There’s a big difference between making one and making a whole bunch, which leads to difficulties for independent designers trying to grow. Matter.io is solving this problem by reinventing manufacturing with a full-service online manufacturing system. Log on to the flexible production engine to choose materials, shift between vendors and go through the whole process with a few quick clicks. The products are automatically shipped between manufacturing venues and then to the customer. And for the best part: it finds the lowest cost and highest profit margin at every step along the way.

 

Codestarter

They’re Techstars’ first ever non-profit, and they’re doing big things.  They want to get a laptop in the hands of every child who wants to learn how to code, so they’re crowdfunding, one laptop at a time, to make it happen.

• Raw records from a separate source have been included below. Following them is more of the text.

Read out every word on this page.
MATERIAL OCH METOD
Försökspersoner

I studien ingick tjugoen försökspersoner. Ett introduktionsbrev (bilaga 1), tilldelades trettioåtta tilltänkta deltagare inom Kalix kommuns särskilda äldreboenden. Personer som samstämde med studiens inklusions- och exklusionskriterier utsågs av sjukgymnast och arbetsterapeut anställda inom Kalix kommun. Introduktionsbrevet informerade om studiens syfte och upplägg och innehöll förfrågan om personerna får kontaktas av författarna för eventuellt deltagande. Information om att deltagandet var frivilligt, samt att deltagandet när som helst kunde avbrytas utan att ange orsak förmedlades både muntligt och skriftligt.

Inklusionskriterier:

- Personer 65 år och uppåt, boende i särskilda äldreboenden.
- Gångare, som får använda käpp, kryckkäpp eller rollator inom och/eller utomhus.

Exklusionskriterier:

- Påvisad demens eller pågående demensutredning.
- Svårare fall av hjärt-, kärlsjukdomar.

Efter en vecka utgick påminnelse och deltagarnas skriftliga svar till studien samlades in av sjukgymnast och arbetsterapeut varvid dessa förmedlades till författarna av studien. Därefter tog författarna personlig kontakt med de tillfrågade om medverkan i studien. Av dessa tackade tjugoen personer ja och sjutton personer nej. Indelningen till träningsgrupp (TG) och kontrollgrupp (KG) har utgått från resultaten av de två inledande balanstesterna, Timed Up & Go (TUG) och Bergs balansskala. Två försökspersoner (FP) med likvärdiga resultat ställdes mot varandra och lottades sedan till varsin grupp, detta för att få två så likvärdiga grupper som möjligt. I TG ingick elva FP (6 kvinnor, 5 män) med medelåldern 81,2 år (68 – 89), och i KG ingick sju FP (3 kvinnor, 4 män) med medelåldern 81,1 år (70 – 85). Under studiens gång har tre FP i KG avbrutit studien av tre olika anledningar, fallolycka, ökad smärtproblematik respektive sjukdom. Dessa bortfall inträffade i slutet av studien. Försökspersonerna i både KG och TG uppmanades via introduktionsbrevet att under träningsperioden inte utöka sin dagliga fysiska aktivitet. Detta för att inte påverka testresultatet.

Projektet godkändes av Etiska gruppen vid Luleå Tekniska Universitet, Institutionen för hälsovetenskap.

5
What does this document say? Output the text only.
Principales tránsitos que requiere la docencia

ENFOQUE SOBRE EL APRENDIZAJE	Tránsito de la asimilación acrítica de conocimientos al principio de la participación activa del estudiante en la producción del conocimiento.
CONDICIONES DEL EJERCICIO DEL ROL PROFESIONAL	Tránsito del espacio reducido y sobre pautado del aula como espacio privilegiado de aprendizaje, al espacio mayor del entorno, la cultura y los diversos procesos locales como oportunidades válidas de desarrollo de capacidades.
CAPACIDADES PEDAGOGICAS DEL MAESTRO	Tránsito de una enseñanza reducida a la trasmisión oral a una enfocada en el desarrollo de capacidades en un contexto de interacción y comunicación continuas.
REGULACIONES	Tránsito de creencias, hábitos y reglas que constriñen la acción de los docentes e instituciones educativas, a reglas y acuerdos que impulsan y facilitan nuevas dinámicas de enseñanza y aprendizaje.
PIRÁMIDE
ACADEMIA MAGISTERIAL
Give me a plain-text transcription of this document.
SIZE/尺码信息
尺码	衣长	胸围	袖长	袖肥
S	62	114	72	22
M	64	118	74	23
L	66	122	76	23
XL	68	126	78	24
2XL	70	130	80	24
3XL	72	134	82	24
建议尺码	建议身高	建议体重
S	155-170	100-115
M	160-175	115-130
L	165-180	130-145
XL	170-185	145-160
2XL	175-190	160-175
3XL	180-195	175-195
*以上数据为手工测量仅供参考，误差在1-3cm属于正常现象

Partners inform them of children who show potential but can’t afford a computer, and each time Codestarter earns another $250 (that’s all it takes), they install Linux on an Asus Chromebook and send it off with an instruction manual to another child. They just launched their website today, but secured pledges for 111 laptops during the two weeks prior to the launch.

 

SocialSign.In

Business offer free WiFi because it makes their customers happy, but they don’t get much out of it. SocialSign.In is changing that by providing businesses with useful data based of their customers wifi sign-ins.  When customers check into the WiFi at a venue using SocialSign.In, they can see current users and foot traffic in real time. It even shows them profiles of the people, how many times they’ve come to the venue, if they’re connected with the business on Facebook, etc.  It also shows users top Facebook interests, giving the business insight that can be used for everything from advertising to which music they should play.

 

Tutum

This cloud computing service utilizes application containers to make applications portable and their deployment more efficient. The application containers, which can be compared to shipping containers, do in seconds what takes developers days to do manually; all it takes is one command. Tutum has upped the game of cloud computing with their faster, simpler, more efficient cloud.

 

Lynxsy

This startup created a mobile platform to more efficiently match talent with hiring managers. After job candidates log on with LinkedIn, they’re pre-screened and matched with potential jobs. Employers post job openings and review matched applicants. Lynxsy even handles payroll and paperwork, which along with the pre-screening, has already proven to reduce the average hiring time of 23 days to seven days.

 

Infinit

This one billed itself as the improved Dropbox.  Infinit’s Windows, Mac and mobile applications allow users to effortlessly send and receive files of any size in seconds. No links are involved; just select to send and accept to download. Additionally, transfers aren’t cancelled if you lose your internet or close your computer.

 

Hullabalu

This startup centers around a series of iPad apps of interactive stories for kids.  The app personalizes scenes, environments and entire stories with characters that understand users’ emotions. They’re off to a good start: the apps have hit #1 in 38 countries so far.

 

And that’s all. The pitches wrapped up, lunch was served, techies stood by their stations for questions, and then they went on for the one-on-one investor meetings. The startups are likely to garner millions in funding, so now it’s time to wait and see just how big they’ll get.